Onde estão meus amigos do Fotolog?

Página inicial do Fotolog: poucas mudanças com o passar dos anos, no geral

Em uma primeira análise, a resposta para a pergunta do título desse post seria: em nenhum lugar. Isto porque, o Fotolog, que num tempo longínquo para esse ambiente online – no início e até meados dessa década – era um dos sites de redes sociais mais populares no Brasil, passou a perder força a partir de 2005 e atualmente é utilizado por um número bastante inferior: é apenas o 416º e o 75º no Brasil, de acordo com a medida de traffic rank do Alexa.

Em 2004, no seu período mais expressivo, o Brasil tinha mais de 200 mil fotologs, sendo à época o país com maior número de fotologs cadastrados no sistema. Já no início de 2006, o site retirou as estatísticas do ar – provavelmente devido a perda no número de usuários, se comparado proporcionalmente a outros sites que cresceram. No próprio site, as estatísticas apresentadas são de 2008, e não fazem mais referências a comparações com outros sites promotores de redes sociais no Brasil.

Por que isto aconteceu?

Fazendo uma análise mais considerável, pensei nesse post ao começar a vasculhar minha antiga conta no site, e relembrar um pouco os momentos passados, e como estes foram bons o suficiente para achar que não poderiam ter acabado. Daí, passei a procurar por motivos que tenham ocasionado um desinteresse pelo site por parte dos brasileiros, em geral. Penso em dois motivos, que inclusive podem caminhar juntos: (1) o fotolog possui muito menos recursos de personalização e interação se comparado a outros sites e (2) outros sites, a exemplo dos sites de relacionamentos como Orkut e Facebook, passaram a adotar recursos de compartilhamento de fotografias semelhantes aos do fotolog, impulsionando assim seu esquecimento.

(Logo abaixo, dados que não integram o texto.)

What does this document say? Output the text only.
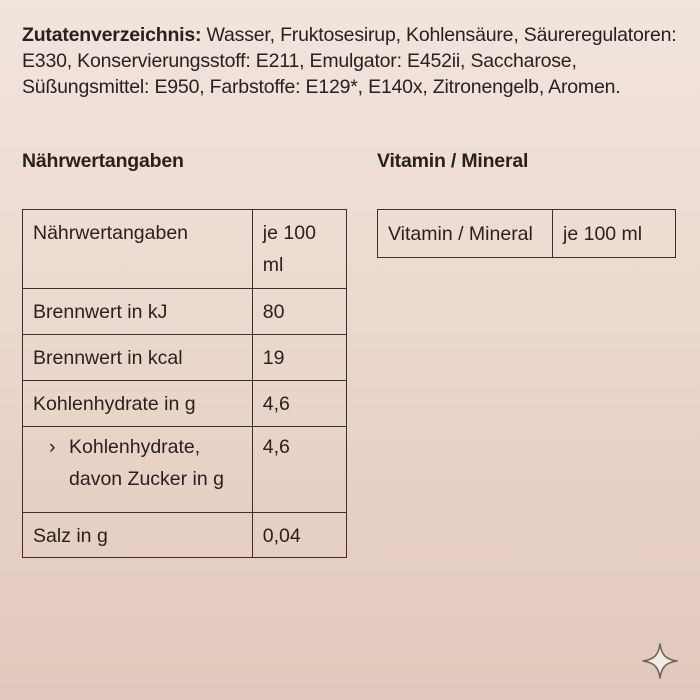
Zutatenverzeichnis: Wasser, Fruktosesirup, Kohlensäure, Säureregulatoren: E330, Konservierungsstoff: E211, Emulgator: E452ii, Saccharose, Süßungsmittel: E950, Farbstoffe: E129*, E140x, Zitronengelb, Aromen.

Nährwertangaben	Vitamin / Mineral
Nährwertangaben	je 100 ml
Brennwert in kJ	80
Brennwert in kcal	19
Kohlenhydrate in g	4,6

› Kohlenhydrate,
davon Zucker in g	4,6
Salz in g	0,04
Vitamin / Mineral	je 100 ml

Na primeira proposição, é reconhecido o descaso da equipe do Fotolog no desenvolvimento de mais recursos para dinamizar as interações, e poder personalizar ainda mais as páginas dos usuários – as formas como os usuários se representam para os outros. Olhando o site hoje, me vem a mesma imagem de quando usava-o em 2004: mesmo layout, poucas alterações quanto a ações possíveis de se fazer em cada post – apenas inserir comentários para quem visualiza um post, e apenas inserir legenda e a foto em um único tamanho para quem faz a postagem.

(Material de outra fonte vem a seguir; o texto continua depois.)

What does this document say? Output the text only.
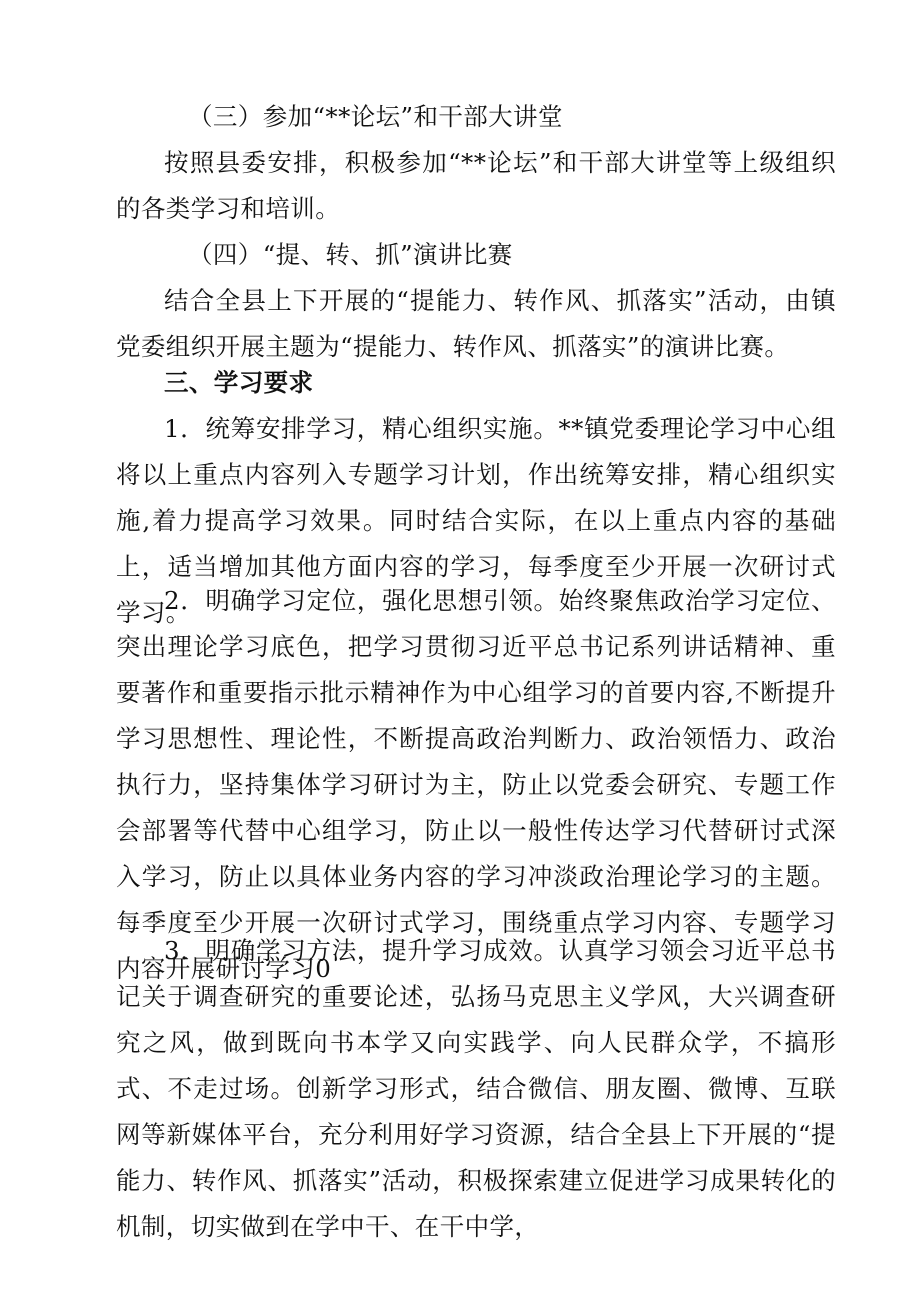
（三）参加“**论坛”和干部大讲堂

按照县委安排，积极参加“**论坛”和干部大讲堂等上级组织的各类学习和培训。

（四）“提、转、抓”演讲比赛

结合全县上下开展的“提能力、转作风、抓落实”活动，由镇党委组织开展主题为“提能力、转作风、抓落实”的演讲比赛。

三、学习要求

1．统筹安排学习，精心组织实施。**镇党委理论学习中心组将以上重点内容列入专题学习计划，作出统筹安排，精心组织实施,着力提高学习效果。同时结合实际，在以上重点内容的基础上，适当增加其他方面内容的学习，每季度至少开展一次研讨式学习。

2．明确学习定位，强化思想引领。始终聚焦政治学习定位、突出理论学习底色，把学习贯彻习近平总书记系列讲话精神、重要著作和重要指示批示精神作为中心组学习的首要内容,不断提升学习思想性、理论性，不断提高政治判断力、政治领悟力、政治执行力，坚持集体学习研讨为主，防止以党委会研究、专题工作会部署等代替中心组学习，防止以一般性传达学习代替研讨式深入学习，防止以具体业务内容的学习冲淡政治理论学习的主题。每季度至少开展一次研讨式学习，围绕重点学习内容、专题学习内容开展研讨学习0

3．明确学习方法，提升学习成效。认真学习领会习近平总书记关于调查研究的重要论述，弘扬马克思主义学风，大兴调查研究之风，做到既向书本学又向实践学、向人民群众学，不搞形式、不走过场。创新学习形式，结合微信、朋友圈、微博、互联网等新媒体平台，充分利用好学习资源，结合全县上下开展的“提能力、转作风、抓落实”活动，积极探索建立促进学习成果转化的机制，切实做到在学中干、在干中学，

Já a segunda diz respeito a outros sites de redes sociais virem a suplantar a função do fotolog a medida em que passaram a dispor dos mesmos recursos do site aqui tratado, e quando não mais. Como o Orkut, que ampliou a página de fotos dos usuários: o que até 2006 era para no máximo 12 fotos, é atualmente ilimitado e pode ser organizado por “álbuns”, receber comentários e marcar pessoas nas fotos, além das configurações de privacidade; ou o caso do Flickr, que em certa medida absorveu usuários do fotolog em virtude da quantidade de recursos a disposição dos usuários. Assim, as pessoas continuaram a compartilhar suas fotos, porém em outros ambientes, em muitos casos em mais de um.

Ainda assim, sinto falta de algo que só foi possível ser obtido no Fotolog – pois acredito que cada rede social tem suas particularidades unicamente inerentes a mesma. Havia, lá, uma ambiência que favorecia o estabelecimento de laços fortes, e isto se dava principalmente a partir do compartilhamento de experiências cotidianas, acima de discussões acerca de questões estéticas que a própria foto viesse a suscitar. Ainda que isto possa ter continuado para outros usuários, em outras redes, existia um público específico que se encontrava por lá, que não mais achei nesses dois sites acima usados como exemplo para o enfraquecimento do fotolog. E não acredito que isto tenha ocorrido apenas comigo. Pensando nesse viés, provavelmente um público mais jovem se aproprie de outras redes, da forma como nós – eu meus amigos – fizemos com o fotolog; ou como uma geração anterior a minha se apropriou das listas de discussão.

Então, a resposta mais convincente para o título desse post seria: em vários lugares.